Notre avis : nous sommes nombreux à apprécier les poches verticales, qui ne gênent pas les mouvements et sécurisent parfaitement les objets à l’intérieur.

JMC SPC 240 HP 10
Une canne sortie l’an passé pour soie n°8 et qui a désormais une grande soeur pour soie n° 10. La SPC 240 est dédiée à la pêche du brochet à la mouche, mais aussi à toutes les pêches occasionnelles que l’on peut pratiquer en seconde catégorie. Le blank puissant est particulièrement renforcé.
Notre avis : une très bonne canne pour tenter des brochets, des gros black-bass, des carpes, des amours, des barbeaux, etc. Vous pouvez y aller, elle est faite pour ça ! Cette nouvelle SPC 240 est plus à l’aise pour lancer des gros streamers ou des gros poppers que le modèle pour soie n°8 (la soie étant plus lourde).

JMC Pure 9′ # 6
La gamme de canne Pure sortie en 2014 s’agrandit pour la saison 2015 avec une 9’ en soie de 6. Dotée d’une grande puissance, cette canne est idéale pour la pêche des gros poissons en grandes rivières. Elle permet d’effectuer des lancers particulièrement précis y compris à des distances importantes.
Notre avis : une série haut de gamme très appréciée. Ce modèle pour soie n° 6 est un atout pour la pêche des grosses truites à la nymphe à vue ou à la mouche sèche.
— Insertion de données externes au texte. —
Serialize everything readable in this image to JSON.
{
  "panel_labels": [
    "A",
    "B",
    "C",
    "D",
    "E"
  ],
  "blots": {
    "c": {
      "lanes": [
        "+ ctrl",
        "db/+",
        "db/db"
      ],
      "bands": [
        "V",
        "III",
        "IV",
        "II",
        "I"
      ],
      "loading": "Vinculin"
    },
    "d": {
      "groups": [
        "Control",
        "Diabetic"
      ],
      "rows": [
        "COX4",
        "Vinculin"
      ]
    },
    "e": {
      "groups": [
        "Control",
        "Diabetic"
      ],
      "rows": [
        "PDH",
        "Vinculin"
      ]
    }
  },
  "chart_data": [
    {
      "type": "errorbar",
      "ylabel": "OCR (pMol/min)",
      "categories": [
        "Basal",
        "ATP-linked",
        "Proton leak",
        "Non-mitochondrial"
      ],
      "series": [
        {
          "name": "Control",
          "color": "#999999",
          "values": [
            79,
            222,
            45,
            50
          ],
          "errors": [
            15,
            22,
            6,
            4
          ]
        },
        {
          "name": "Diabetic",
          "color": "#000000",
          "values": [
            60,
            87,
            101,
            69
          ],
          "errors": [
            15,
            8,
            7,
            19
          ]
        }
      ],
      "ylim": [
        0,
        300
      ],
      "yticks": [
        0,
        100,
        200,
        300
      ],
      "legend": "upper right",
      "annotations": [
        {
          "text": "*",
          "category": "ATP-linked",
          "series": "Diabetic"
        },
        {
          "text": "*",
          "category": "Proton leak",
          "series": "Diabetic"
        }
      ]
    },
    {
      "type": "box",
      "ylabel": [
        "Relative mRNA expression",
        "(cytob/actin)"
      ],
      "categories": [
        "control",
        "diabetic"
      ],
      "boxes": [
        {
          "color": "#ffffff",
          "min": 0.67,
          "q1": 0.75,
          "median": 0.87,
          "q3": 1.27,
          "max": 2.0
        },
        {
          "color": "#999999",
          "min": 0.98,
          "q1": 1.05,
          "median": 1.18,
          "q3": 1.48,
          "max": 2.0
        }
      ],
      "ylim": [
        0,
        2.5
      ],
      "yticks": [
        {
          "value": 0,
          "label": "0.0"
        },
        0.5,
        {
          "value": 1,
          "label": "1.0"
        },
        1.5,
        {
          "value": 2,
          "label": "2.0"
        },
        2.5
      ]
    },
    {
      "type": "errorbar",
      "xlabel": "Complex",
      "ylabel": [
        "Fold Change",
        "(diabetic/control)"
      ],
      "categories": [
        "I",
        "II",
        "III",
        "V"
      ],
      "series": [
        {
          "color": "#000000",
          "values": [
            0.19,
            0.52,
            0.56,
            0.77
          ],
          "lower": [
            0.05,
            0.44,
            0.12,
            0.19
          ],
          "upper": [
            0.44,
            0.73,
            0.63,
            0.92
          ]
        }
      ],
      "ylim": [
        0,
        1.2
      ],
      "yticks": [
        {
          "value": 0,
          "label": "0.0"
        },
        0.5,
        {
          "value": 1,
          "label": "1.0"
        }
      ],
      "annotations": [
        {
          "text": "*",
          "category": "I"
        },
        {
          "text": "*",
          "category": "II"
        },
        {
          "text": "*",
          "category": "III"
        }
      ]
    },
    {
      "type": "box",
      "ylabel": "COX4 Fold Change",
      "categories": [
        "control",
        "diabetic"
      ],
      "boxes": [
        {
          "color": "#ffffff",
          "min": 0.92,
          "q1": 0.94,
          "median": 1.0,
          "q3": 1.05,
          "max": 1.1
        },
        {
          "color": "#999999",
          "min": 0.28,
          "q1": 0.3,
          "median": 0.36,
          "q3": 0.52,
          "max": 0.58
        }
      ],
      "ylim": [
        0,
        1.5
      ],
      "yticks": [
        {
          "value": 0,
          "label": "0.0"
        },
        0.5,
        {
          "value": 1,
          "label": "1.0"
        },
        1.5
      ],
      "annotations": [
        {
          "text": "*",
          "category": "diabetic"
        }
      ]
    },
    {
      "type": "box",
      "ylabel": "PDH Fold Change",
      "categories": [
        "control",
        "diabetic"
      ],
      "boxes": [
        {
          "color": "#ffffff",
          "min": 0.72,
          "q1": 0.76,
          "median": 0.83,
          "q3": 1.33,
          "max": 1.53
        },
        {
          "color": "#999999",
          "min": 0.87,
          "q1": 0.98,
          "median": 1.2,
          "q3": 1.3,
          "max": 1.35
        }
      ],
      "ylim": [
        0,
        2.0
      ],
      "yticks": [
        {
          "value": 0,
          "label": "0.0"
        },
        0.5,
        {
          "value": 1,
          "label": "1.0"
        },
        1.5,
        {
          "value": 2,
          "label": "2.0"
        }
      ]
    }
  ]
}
Autour du wooly bugger : Variante en canard malard
Pour un peu, on pourrait confondre ce streamer avec une émergente de mouche de mai. Ce n’est pas le but, mais cela vient sans doute de l’utilisation de la plume de canard malard teintée à l’acide picrique à 2% qui lui donne cette couleur jaunâtre. On peut lester ce modèle avec du fil de plomb enroulé sur le corps.
1. Fixer dans l’étau un hameçon Kamasan B 175. Commencer l’enroulement d’un fil de montage noir 6/0 sur la hampe. Fixer un épais tinsel plat doré.
2. Enrouler le tinsel sur la hampe par enroulements espacés.
3. L’aile en marabout se fixe en tête de la mouche.